Yeah I guess – they’ve sadly been forgotten for a while, but, like Ben, maybe they would’ve been in that church if they had a bit more character development… it’s hard not to leave some behind.
They could have definitely streamlined some parts of the last 3 seasons, given that they knew it was going to end. I don’t know what they should definitely cut off the top of my head, but I definitely feel that since they didn’t want to answer what the island was, reminding us that those bodies were Jacob’s step mom’s and brother’s seem largely unnecessary. It did introduce the light to us, which was important in the end, but…. well.
I do think that I can happily afford to forget the last say 2 minutes of sideways time and not ‘know’ where they’re heading off to. And imagining jack’s death as the end of the show.

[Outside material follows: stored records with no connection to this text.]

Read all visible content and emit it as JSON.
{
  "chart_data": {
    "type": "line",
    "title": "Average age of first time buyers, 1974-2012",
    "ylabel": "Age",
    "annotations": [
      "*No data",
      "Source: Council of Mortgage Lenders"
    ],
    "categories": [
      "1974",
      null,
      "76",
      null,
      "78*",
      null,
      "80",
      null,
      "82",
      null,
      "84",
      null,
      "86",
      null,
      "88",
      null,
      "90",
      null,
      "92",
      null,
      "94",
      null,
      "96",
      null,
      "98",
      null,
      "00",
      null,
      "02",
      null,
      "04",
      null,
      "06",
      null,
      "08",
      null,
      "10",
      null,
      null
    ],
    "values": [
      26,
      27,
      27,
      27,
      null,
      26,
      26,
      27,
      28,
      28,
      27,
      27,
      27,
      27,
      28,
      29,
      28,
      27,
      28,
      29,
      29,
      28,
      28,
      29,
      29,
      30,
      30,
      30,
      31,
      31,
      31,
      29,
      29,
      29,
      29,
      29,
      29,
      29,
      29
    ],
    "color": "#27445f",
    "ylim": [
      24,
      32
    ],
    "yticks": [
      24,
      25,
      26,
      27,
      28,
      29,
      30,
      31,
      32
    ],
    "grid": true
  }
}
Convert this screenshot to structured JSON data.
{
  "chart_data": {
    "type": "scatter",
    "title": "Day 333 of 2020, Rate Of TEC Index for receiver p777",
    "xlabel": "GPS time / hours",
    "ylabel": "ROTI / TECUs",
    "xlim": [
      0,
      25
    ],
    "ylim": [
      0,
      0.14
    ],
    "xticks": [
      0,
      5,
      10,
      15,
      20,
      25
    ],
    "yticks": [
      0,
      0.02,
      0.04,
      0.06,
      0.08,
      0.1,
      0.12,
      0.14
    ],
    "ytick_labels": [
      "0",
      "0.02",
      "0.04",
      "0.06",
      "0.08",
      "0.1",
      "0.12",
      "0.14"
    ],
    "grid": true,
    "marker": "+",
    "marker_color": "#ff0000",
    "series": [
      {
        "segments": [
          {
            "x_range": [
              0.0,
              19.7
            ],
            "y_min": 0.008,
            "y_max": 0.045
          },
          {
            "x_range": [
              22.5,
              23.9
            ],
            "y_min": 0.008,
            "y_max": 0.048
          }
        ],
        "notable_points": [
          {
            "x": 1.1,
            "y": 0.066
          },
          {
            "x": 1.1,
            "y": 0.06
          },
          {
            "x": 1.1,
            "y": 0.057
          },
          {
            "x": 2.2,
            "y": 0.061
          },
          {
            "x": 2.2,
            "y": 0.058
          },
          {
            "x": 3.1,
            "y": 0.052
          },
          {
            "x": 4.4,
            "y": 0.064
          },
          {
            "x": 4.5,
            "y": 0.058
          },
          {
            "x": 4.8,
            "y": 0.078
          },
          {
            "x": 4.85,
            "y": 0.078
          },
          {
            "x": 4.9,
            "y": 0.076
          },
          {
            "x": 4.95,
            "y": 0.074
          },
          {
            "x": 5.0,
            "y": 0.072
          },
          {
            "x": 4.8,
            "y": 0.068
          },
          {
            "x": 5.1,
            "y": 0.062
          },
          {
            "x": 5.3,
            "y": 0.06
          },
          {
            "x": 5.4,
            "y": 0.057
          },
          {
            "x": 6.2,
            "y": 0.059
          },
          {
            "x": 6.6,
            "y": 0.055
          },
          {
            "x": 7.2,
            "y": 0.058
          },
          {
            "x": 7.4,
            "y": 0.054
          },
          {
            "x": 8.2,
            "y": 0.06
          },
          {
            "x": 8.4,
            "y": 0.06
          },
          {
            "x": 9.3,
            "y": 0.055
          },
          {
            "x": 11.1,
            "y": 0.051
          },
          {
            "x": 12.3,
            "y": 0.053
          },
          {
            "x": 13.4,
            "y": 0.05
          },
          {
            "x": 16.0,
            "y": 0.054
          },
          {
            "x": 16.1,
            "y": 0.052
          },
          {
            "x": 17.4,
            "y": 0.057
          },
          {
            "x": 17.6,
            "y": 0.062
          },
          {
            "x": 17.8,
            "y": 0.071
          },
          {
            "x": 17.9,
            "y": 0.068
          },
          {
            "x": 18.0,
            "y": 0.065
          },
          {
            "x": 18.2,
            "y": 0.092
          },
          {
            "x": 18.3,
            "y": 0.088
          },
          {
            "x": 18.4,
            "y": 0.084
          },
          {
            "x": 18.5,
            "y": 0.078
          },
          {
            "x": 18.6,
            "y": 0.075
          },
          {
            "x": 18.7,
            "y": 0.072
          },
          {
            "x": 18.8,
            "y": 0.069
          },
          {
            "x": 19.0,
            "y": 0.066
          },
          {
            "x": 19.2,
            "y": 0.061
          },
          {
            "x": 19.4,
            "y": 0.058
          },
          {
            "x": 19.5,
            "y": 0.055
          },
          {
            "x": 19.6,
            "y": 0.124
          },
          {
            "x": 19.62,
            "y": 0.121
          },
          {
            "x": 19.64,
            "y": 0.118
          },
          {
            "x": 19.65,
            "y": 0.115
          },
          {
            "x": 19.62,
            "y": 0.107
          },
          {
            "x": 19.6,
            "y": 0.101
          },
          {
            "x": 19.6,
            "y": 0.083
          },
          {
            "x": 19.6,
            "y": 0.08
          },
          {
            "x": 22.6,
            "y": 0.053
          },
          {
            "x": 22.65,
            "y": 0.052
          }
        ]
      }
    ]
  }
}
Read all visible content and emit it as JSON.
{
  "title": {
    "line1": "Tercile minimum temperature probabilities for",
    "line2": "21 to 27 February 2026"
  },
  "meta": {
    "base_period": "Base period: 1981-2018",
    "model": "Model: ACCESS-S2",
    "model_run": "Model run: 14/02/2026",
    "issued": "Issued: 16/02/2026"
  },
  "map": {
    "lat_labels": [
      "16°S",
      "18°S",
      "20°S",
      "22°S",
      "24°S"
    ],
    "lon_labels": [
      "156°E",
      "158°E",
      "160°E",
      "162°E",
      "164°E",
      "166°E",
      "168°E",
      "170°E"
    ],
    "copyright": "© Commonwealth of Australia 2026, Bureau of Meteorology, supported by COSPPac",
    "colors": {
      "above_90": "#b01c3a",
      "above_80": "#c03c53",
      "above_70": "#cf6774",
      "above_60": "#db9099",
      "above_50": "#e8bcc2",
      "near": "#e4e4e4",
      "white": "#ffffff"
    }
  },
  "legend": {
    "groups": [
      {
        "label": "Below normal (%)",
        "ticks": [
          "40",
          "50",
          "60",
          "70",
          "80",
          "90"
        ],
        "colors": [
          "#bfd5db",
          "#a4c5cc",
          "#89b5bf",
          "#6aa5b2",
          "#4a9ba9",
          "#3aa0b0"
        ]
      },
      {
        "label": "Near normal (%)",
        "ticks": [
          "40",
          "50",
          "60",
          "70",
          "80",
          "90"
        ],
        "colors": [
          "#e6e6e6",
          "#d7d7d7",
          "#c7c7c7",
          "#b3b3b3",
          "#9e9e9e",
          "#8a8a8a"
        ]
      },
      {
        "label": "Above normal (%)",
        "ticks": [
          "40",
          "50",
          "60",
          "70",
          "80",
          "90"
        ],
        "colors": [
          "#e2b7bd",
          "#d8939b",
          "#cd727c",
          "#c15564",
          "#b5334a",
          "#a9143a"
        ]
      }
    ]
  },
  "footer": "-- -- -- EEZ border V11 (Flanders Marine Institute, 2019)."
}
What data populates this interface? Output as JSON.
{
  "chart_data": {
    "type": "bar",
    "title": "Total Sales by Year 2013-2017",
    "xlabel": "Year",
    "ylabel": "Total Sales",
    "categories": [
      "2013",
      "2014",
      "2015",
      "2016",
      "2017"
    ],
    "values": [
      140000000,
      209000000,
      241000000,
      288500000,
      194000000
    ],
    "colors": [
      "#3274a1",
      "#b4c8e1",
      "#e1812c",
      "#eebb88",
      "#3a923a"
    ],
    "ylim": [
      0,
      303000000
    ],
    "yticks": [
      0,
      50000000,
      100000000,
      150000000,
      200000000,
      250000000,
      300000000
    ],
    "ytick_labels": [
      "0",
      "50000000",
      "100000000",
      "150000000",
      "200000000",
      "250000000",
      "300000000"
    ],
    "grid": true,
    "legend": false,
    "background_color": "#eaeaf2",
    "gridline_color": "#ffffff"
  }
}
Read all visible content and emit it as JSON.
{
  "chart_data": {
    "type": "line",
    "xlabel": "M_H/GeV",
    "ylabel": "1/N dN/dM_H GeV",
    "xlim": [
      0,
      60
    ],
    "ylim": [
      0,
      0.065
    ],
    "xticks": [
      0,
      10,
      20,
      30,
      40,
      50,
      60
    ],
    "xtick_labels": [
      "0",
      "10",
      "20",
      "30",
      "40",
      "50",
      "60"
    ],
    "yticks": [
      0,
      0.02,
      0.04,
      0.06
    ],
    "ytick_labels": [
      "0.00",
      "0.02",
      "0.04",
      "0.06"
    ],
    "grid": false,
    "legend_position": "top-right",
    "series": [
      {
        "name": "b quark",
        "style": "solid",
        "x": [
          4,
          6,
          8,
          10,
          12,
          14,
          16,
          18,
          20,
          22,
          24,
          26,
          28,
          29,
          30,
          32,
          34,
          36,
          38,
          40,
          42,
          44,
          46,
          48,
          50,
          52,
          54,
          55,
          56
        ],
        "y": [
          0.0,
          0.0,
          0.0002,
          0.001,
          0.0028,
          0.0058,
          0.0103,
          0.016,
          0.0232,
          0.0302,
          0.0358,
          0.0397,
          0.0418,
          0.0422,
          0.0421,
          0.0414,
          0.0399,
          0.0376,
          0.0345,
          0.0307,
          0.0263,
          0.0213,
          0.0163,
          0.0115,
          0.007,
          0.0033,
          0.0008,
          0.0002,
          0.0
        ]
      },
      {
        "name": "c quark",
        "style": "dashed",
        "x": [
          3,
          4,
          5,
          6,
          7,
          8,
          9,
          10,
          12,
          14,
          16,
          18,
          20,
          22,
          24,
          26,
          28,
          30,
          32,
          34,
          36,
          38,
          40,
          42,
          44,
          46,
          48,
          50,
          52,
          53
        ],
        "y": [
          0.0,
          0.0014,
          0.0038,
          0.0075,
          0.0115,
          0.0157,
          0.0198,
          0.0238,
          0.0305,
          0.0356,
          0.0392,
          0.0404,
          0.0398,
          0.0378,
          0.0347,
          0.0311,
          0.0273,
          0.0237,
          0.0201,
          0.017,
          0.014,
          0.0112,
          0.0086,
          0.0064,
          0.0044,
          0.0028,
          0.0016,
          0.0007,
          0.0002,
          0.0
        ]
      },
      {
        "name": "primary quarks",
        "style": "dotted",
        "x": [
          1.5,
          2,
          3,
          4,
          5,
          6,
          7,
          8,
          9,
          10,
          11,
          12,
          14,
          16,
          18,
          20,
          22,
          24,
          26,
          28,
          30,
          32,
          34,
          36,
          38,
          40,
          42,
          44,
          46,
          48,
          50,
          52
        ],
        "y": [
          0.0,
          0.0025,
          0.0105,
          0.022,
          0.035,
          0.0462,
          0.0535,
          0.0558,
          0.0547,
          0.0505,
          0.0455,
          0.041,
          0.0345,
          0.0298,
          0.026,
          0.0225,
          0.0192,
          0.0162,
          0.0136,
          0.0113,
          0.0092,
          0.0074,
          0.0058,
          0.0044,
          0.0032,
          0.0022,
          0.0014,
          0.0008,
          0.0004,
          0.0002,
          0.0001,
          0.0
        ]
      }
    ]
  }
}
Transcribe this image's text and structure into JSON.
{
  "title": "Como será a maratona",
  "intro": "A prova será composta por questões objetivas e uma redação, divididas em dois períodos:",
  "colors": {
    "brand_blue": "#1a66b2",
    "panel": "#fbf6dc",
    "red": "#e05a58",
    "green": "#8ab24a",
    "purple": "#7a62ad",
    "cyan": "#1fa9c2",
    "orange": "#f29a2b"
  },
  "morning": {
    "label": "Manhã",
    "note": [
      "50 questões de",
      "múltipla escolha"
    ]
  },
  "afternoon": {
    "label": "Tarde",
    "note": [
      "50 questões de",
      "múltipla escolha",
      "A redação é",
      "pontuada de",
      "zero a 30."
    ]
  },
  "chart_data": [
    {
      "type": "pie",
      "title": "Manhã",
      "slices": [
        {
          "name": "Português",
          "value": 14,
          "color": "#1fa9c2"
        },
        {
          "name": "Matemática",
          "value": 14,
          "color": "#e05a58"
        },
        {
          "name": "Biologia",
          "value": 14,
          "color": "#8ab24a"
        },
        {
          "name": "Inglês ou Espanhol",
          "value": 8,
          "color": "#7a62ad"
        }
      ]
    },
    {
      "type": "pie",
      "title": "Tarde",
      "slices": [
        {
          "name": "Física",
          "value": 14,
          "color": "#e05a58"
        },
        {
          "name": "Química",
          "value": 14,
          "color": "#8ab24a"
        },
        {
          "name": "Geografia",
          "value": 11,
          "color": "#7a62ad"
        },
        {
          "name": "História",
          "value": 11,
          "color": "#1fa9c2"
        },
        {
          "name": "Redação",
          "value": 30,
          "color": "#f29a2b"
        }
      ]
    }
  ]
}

It’s definitely strange to have all the religious imagery pay off in the then Church of All Religions (except scientologists?). I wonder if they were being clever by having Christian Shepard stand at the stained glass window (the weirdest one in the world in perhaps the weirdest room in the world) with the light shining out in rays past his head. Maybe this is a close as they’d let on as to where they are… some form of multi-coloured heaven?
Yah. Too heavy handed on the religous symbolism. I would have been perfectly fine not having the sideways time being explained.
But what a way to bookend the show, to end the series, to bring everything to a close. The bamboo grove, and the closing eye, the Ajira flight safely flying past. What a way to go. And I don’t think we’ve even covered 50% of all the awesome the final episode gave us, not to mention all the awesome the entire series did. There’s just too much to say.
For all its flaws, Lost has been a grand ride, and I don’t think I would have it any other way.
Lost gave us an end that could’ve been better (I myself am not a fan of the dream/vision/purgatory route), but it also gave us great beginnings and middles, so all in all, I still say that I’m a Lost believer.